Entre le mythe et la réalité

 

La légende veut qu’arrivant de Paizay-le-sec où lui aurait été refusé de quoi étancher sa soif, Martin ait accompli à la Puye l’un de ses tous premiers miracles ; faire jaillir des sources de toutes parts afin de remercier les habitants de leur hospitalité. S’il peut être admis que Martin devenu saint n’eût peut-être pas cautionné l’ensemble des miracles qui lui ont été attribués (…) ; que celui de La Puye ait pu être facilité par la déclivité du sol qui amène naturellement les eaux de Paizay-le-sec vers la commune par le grand étang. Force est de constater que l’histoire de La Puye reste étroitement liée à la présence de ses multiples sources et fontaines aux eaux de qualité comparable à celles de sa toute proche voisine, la station thermale de la Roche Posay.
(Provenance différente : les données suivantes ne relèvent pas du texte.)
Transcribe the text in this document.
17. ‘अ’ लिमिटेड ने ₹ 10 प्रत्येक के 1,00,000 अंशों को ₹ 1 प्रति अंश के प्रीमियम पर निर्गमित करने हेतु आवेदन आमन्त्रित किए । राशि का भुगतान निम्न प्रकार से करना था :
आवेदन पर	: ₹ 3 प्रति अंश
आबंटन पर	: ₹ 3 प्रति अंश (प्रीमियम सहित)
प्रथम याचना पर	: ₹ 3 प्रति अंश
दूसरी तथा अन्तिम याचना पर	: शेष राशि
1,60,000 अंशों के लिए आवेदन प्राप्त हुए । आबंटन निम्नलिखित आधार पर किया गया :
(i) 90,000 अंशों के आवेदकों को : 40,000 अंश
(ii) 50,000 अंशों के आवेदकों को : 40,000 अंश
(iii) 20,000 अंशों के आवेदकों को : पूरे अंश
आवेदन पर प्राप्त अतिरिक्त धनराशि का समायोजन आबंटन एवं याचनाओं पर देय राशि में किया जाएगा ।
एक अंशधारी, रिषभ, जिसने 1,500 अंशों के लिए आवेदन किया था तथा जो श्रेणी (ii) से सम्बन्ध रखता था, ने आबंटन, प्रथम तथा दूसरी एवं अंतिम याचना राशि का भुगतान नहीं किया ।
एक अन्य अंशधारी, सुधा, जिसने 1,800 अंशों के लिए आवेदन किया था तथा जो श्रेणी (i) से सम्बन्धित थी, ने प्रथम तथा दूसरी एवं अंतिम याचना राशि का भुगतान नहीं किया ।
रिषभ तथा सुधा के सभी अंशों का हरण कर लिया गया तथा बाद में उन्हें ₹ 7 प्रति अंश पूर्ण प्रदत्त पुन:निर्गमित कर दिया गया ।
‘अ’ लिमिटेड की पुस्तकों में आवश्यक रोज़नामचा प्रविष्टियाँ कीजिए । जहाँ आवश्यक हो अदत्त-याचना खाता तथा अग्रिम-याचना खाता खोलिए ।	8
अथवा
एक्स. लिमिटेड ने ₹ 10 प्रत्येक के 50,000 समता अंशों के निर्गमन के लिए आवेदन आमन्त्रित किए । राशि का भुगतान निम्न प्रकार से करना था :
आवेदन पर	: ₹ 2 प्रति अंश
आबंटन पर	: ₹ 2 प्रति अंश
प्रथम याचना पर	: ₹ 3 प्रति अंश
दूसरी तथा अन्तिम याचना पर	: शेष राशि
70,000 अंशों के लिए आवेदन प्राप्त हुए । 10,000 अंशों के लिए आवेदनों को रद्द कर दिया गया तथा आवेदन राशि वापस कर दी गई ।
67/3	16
Mentionnée dés l’an 800 par les moines de l’abbaye de St Cyprien, la fontaine dite de « St Bonifet» en est l’un des plus bel exemple. Elle qui, avant d’être captée sous un dôme supporté par 4 colonnettes aura longtemps été associée, jusqu’à la dévotion, au nom d’un ermite bienfaiteur.

De la légende (…) à le dévotion.

Fils d’un artisan de « pied griffé » -petit hameau des environs d’angles sur anglin-, désireux d’offrir à ses enfants une situation ; Bonifet et son frère Barthoumé auraient reçu de leur père un marteau à lancer le plus loin possible pour fixer le lieu de leur installation. Celui de Barthoumé alla se planter, nous apprend la légende, sur le roc abrupt de Mérigny dans le Berry, tandis que celui de son frère Bonifet se serait logé à la Puye, près de la fontaine qui depuis porterait son nom.

Chacun se voyant attribuer le lopin de terre correspondant et le pouvoir, pour Barthoumé de guérir les coliques rouges ; à Bonifet celui de calmer les fièvres paludéennes et de faire pleuvoir.

Bien que les pèlerinages aient aujourd’hui disparus, notons que l’on on venait encore jusqu’au milieu de XXe siècle prier chaque année à St Bonifet pour implorer la pluie – les fièvres paludéennes ayant disparu depuis belle lurette -. (…) dernier pèlerinage en date, pour tenter de renouer avec la tradition, celui de 1992, année de forte sécheresses.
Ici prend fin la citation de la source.